Satre is a junior at Notre Dame Academy, a private Catholic high school in Middleburg, Va., and the founder of the Virginia LGBT activist group Equality Fauquier-Culpeper. He writes regular journal entries for The Advocate.
Excommunication may be the most violent word in the intricate vocabulary of Catholicism.
Although the Catholic Church has specific doctrine for the process and analysis of excommunication, some petty diocesan priests have bestowed upon themselves the responsibility of performing the deed, something I have myself experienced.
We have come to a point in history when ceremony and ritual have become dying entities of the past. A gay couple in Tulsa, Okla., does not need to have their relationship celebrated in a church to know that they are married; their union is blessed by the minority of society. Children need not be baptized to know they are free to make their own choices from once being pure; their only original sin is the stain of human nature that binds them to the animal instinct.

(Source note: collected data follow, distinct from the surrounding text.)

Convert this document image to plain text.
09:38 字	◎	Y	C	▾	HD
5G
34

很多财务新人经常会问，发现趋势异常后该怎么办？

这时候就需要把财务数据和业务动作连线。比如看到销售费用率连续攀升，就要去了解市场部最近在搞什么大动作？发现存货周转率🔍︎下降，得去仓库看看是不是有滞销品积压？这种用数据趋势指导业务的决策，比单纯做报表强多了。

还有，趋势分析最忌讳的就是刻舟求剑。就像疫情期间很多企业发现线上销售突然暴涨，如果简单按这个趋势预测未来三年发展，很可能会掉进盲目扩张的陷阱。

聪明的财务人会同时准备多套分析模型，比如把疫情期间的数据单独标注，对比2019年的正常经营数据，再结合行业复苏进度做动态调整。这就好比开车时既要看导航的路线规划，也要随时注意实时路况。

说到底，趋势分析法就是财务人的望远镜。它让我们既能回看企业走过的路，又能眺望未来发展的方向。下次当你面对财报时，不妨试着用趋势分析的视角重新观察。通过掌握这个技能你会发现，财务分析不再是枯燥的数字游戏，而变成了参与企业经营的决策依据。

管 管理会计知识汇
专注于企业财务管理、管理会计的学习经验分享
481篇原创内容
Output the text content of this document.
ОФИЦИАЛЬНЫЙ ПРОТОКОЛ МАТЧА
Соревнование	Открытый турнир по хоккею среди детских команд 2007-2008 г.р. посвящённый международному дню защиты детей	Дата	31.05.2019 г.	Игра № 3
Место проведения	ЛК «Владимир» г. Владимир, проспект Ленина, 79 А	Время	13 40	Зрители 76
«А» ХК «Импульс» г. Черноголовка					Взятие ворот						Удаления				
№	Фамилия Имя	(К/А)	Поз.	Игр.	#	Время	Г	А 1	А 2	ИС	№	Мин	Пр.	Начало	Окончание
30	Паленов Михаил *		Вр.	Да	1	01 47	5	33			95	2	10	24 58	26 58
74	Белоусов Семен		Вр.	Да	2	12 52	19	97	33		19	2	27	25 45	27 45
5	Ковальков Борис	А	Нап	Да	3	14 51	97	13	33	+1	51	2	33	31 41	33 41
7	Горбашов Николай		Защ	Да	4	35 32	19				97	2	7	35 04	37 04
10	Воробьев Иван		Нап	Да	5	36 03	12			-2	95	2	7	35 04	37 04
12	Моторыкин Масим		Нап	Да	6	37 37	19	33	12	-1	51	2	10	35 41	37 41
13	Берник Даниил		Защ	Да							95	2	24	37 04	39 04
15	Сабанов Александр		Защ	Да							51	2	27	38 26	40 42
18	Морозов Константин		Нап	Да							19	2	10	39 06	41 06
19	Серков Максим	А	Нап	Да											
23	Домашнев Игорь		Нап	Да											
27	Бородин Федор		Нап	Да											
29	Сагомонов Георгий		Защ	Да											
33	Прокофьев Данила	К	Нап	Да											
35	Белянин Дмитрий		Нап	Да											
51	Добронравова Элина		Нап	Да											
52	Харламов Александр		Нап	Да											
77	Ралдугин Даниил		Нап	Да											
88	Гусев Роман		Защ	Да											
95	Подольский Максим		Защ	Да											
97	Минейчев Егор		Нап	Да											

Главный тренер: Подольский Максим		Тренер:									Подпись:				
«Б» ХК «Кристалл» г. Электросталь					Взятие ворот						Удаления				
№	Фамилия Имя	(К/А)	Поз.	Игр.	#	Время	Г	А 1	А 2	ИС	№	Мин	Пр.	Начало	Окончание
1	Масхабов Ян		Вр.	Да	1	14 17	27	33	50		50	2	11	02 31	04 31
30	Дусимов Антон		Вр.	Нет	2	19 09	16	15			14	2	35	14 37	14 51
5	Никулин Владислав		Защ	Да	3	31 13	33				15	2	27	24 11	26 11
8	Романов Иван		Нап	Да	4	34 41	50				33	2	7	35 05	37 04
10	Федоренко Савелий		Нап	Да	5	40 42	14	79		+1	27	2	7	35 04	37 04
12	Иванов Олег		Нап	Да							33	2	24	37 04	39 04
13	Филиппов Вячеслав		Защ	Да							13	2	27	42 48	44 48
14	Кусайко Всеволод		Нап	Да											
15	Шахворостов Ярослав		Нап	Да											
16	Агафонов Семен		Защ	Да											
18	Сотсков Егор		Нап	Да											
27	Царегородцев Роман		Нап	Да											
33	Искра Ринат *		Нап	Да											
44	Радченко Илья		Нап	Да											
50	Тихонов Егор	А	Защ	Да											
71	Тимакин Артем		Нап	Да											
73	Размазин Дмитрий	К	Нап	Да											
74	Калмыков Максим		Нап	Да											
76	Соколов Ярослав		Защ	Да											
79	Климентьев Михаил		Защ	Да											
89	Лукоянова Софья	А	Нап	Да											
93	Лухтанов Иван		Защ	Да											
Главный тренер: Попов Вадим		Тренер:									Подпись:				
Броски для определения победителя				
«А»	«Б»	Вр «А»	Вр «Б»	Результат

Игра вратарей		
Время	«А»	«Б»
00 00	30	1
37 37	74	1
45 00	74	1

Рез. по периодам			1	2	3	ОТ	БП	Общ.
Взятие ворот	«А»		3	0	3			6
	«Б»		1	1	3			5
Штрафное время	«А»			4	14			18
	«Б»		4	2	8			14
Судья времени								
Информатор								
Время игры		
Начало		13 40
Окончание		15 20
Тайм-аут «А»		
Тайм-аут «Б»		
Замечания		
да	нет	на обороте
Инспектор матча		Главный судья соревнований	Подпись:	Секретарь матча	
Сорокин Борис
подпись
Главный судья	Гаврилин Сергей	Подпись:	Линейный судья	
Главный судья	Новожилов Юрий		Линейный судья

I have a solid memory of being told—by a white-collared, black-clad priest of about 30 years—that I was not welcome in the church because of my position on homosexuality. He stood keenly over me, forcing me to cower in the corner on a stark wooden chair. “This church does not welcome you,” he repeated to me in as flamboyant a voice as he could muster.
I have such a dark memory of eighth grade. I had been studying since the beginning of the school year to receive the Sacrament of Confirmation in the Catholic Church. I was stoked. This would officially confirm me into the church as an adult ready to take on the responsibilities of a Christian life.
Earlier that year I had been outed by my school’s administration to my parents and to what seemed like the world. Now I was facing the pain of getting used to a new life—a brutally honest life to the community around me. Was it on the news? Everyone knew that I was gay—or at least my experiences that year made me feel that way. Why did all these people seem to care? And why did others not care at all? There were so many questions that no one could answer.
At the same time I was off twice a week—in addition to daily religion class—to train for Confirmation. I learned so much at these classes. I learned how to dodge blatant hatred, how to avoid being brutally beaten by various cliques of jocks. I acquired the skill of tactfully sneaking away from groups, learned how not to choke while being dragged across the floor by one of the staff monitors, and even managed to develop an attitude and a shell that led me to become independent of friendship.
During a period of five months I transformed into a different person. No longer was I the shy boy who had recently been outed and was so vulnerable to the constant letdowns that small-town society inflicted on my little teenage life, I was the man who was ready to start a new life as an adult in the church, and I was about to become a freshman in high school.
After I endured five months of brutality from a community of all ages, a priest shook my hand and told me in so few words that I was not welcome in this church. I had passed every class, taken every test, confessed every sin—yet the smallest detail of my life became the largest barrier between myself and the church.